The church is to be focused upon these principles: a) Churches need to grow:  1) warmer through fellowship, 2) deeper through discipleship, 3) stronger through worship, 4) broader through ministry, 5) larger through evangelism. Warren does a good job explaining the importance of health within the church. The church must be willing to make changes if their programs or direction does not have these five principles.

Communicating the strategy is an important part of the process. If people cannot put the vision into practice then it is not understandable. I think that many people look at this book and compare the size of the church to Warren’s writings. The fact that a church grows and reaches many people does not mean it is an unhealthy church. I believe that God can use these principles to help people come to know Christ and grow in Him. Although I do not agree with every approach that Warren states, I do think the church can learn important aspects from this book. The simplicity and clear illustrations that Warren uses is understandable. I have found that many books on church strategy can be vague, but PDC gives a clear picture of churches being held accountable to biblical principles (Worship, Discipleship, Evangelism, Fellowship and Ministry).

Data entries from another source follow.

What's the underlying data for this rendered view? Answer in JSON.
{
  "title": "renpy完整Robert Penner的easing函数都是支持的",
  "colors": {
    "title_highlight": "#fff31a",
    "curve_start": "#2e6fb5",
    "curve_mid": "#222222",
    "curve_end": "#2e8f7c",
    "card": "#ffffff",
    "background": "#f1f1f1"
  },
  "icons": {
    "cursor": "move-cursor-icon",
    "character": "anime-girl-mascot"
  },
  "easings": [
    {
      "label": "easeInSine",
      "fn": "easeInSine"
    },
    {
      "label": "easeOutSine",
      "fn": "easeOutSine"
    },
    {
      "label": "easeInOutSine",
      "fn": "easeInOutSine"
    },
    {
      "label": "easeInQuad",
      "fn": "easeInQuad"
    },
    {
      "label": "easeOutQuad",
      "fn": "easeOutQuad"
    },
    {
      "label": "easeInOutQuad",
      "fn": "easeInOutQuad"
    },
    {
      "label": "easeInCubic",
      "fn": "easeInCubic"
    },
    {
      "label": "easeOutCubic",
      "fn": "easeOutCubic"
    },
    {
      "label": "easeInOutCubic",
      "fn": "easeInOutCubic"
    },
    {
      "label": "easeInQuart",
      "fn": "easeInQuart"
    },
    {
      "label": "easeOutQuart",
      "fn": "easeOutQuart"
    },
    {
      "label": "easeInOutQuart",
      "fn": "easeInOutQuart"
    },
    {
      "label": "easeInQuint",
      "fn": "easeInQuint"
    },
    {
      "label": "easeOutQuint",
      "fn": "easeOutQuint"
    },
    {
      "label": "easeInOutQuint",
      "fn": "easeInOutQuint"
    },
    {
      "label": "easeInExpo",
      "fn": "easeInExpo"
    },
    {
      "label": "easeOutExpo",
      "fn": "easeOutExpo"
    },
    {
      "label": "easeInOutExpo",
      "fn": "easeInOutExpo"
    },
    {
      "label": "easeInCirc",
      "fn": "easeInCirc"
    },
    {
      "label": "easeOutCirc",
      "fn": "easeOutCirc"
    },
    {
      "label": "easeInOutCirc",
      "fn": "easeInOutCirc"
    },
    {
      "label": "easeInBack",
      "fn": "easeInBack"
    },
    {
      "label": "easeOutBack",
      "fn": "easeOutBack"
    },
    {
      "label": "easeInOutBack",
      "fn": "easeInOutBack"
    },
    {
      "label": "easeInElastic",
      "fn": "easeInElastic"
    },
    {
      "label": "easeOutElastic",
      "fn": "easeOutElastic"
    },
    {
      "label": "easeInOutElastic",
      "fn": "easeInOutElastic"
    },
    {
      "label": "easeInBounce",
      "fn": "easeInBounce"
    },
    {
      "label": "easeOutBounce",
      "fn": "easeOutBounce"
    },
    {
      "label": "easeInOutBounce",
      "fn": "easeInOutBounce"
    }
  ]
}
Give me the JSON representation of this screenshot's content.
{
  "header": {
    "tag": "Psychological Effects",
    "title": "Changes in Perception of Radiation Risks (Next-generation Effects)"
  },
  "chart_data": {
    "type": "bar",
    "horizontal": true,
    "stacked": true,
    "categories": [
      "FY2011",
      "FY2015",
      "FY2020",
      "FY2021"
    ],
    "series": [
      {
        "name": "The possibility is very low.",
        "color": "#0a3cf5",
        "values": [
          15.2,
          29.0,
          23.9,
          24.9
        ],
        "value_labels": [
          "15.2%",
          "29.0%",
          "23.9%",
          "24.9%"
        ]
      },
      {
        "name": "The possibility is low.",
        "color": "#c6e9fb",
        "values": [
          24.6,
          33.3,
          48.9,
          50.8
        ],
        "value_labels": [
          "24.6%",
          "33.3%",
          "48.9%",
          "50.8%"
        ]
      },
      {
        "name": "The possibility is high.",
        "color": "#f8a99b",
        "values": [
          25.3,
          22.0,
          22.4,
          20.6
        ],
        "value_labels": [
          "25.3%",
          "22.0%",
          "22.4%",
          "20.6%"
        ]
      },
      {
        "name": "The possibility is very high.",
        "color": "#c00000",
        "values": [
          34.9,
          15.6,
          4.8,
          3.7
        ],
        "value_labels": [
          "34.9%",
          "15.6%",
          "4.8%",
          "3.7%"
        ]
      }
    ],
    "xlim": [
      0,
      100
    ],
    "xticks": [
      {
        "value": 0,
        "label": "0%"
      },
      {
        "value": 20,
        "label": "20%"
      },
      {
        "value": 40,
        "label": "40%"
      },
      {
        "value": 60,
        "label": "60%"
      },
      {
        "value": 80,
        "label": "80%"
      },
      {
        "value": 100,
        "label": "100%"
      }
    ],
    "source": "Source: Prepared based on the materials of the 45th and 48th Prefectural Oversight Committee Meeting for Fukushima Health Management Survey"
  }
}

Lastly, I do think each leader needs to be willing to learn from any other resource and be able to challenge the process so that the cobwebs are cleared and people are coming to know and grow in their relationship with God. I say this because most leaders criticize other leaders if they are a part of large churches. It is trivial and condemning to throw stones at other leaders who are in the ministry. Humility and being teachable is a trait that I desire to have in ministry because I can learn anything from anybody at any time.